The ICC should have put its feet down on the issue much more strongly than it actually did. I find it an ICC failure more than anything else. Either it is not too sure of the technology it is using, or does not have the moral courage to stand firmly by a player who happens to be the world record holder for most career scalps. It has been unnecessarily on the defensive and has allowed things to drift aimlessly, which, of course, is not the ideal way of conduct for a world body.

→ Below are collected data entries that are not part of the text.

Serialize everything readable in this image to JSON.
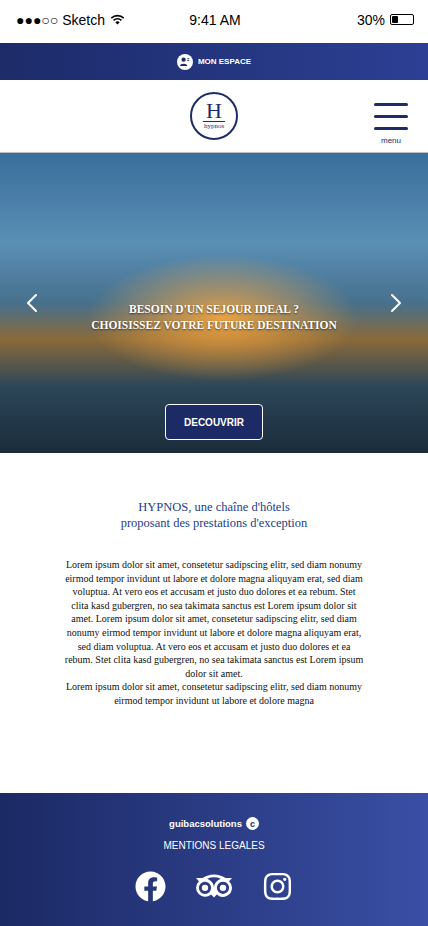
{
  "status_bar": {
    "carrier": "●●●○○ Sketch",
    "time": "9:41 AM",
    "battery": "30%",
    "level": 0.3
  },
  "top_bar": {
    "label": "MON ESPACE"
  },
  "header": {
    "logo_letter": "H",
    "logo_name": "hypnos",
    "menu_label": "menu"
  },
  "hero": {
    "lines": [
      "BESOIN D'UN SEJOUR IDEAL ?",
      "CHOISISSEZ VOTRE FUTURE DESTINATION"
    ],
    "button": "DECOUVRIR"
  },
  "intro": {
    "title_lines": [
      "HYPNOS, une chaîne d'hôtels",
      "proposant des prestations d'exception"
    ],
    "paragraphs": [
      "Lorem ipsum dolor sit amet, consetetur sadipscing elitr, sed diam nonumy eirmod tempor invidunt ut labore et dolore magna aliquyam erat, sed diam voluptua. At vero eos et accusam et justo duo dolores et ea rebum. Stet clita kasd gubergren, no sea takimata sanctus est Lorem ipsum dolor sit amet. Lorem ipsum dolor sit amet, consetetur sadipscing elitr, sed diam nonumy eirmod tempor invidunt ut labore et dolore magna aliquyam erat, sed diam voluptua. At vero eos et accusam et justo duo dolores et ea rebum. Stet clita kasd gubergren, no sea takimata sanctus est Lorem ipsum dolor sit amet.",
      "Lorem ipsum dolor sit amet, consetetur sadipscing elitr, sed diam nonumy eirmod tempor invidunt ut labore et dolore magna"
    ]
  },
  "footer": {
    "brand": "guibacsolutions",
    "brand_mark": "c",
    "legal": "MENTIONS LEGALES"
  }
}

What the whole pre-tour episode has unfortunately ensured is that the series Down Under will now be contested at a much less intense level than what would have been the case had the Sri Lankans being playing at full strength. It is indeed unfair on the part of the Australian nation to manoeuvre an under-strength opponent on tour. I say the Australian nation because of the unnecessary involvement of the country’s head of government. Had it remained an issue within the cricketing fraternity — for instance, Bishen Bedi’s comments in the last couple of months — it would not have looked that bad, and would have certainly not had Murlitharan opting out of the tour. As things stand today, the Sri Lankans will be without the man who is one of the major reasons why they are where they are in the international arena.
By the looks of it, Australian leg spinner Shane Warne, the number two man behind Murli in the list of career toppers, may also not be able to take part in the series. Though his reasons are purely cricketing, it will still affect the intensity of the contest in the series which is such a pity.